Without a complete and unbroken chain of title, trusts lack the necessary legal standing to foreclose on the properties. To initiate foreclosure proceedings, they must establish that they are the rightful owners of the mortgage and have the authority to enforce the associated rights and remedies. However, without proper documentation, trusts find it challenging to meet this burden of proof, leaving them in a precarious position.
Adding to the complexity of the situation, investors who purchased what they believed to be mortgage-backed securities are now discovering that the securities they hold are not backed by mortgages as originally assumed. This revelation is causing widespread concern among investors who were led to believe they were investing in assets tied to real estate.
The lack of mortgage backing raises questions about the validity and value of these securities. Investors who relied on the purported security provided by mortgages may find themselves facing substantial losses. The revelation that the securities they hold do not have the expected collateral support highlights the need for a thorough investigation into the chain of title and underlying mortgage documentation.

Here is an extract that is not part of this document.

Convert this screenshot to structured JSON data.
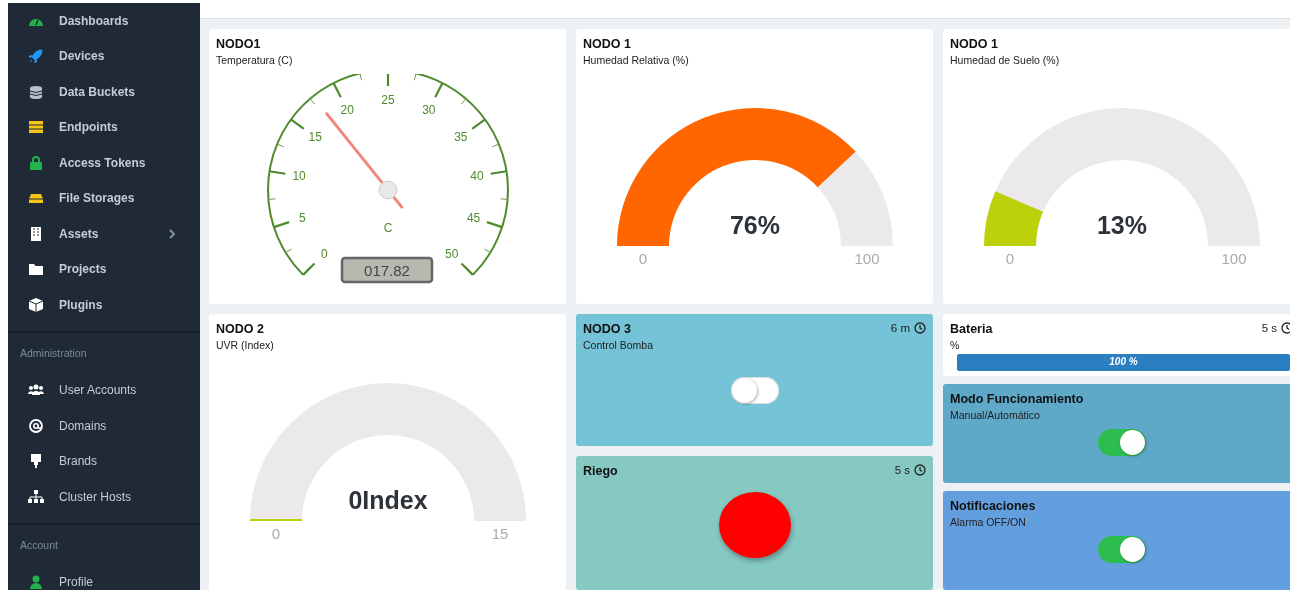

FRAUD STOPPERS Chain of Title Analysis (COTA) to the Rescue
Amidst the chaos surrounding uncertain mortgage ownership and the resulting foreclosure challenges, borrowers facing potential foreclosure can turn to FRAUD STOPPERS Chain of Title Analysis (COTA) for assistance. COTA is a comprehensive and meticulous examination of the chain of title associated with a mortgage, aimed at identifying any irregularities or defects that may render the mortgage unenforceable.
By conducting a COTA, borrowers can potentially uncover critical flaws in the chain of title, such as improper transfers, missing or forged documents, or violations of securitization guidelines. These findings can provide strong legal grounds for borrowers to challenge the validity of the mortgage and seek relief through quiet title actions. Quiet title actions aim to establish the borrower's clear and unencumbered ownership of the property, thereby eliminating any competing claims or interests.
Through a COTA, borrowers can work with legal professionals specializing in mortgage fraud and foreclosure defense to build a robust case challenging the trust's ownership and right to foreclose. Armed with evidence of defective title transfers, borrowers can contest the trust's legal standing, casting doubt on their ability to proceed with foreclosure actions.
The ongoing struggles faced by trusts attempting to foreclose on loans due to the inability to prove ownership of the underlying mortgages have exposed the vulnerabilities in the mortgage-backed securities market. Investors who thought they had acquired mortgage-backed securities are now grappling with the realization that their investments lack the expected mortgage collateral. Meanwhile, borrowers facing foreclosure find solace in the form of FRAUD STOPPERS Chain of Title Analysis (COTA). Through COTA, borrowers can uncover
potential flaws in the chain of title, empowering them to challenge the trust's ownership and pursue quiet title actions. As the legal landscape evolves and the true extent of the ownership crisis unfolds, it is crucial for both investors and borrowers to seek expert guidance to protect their rights and interests.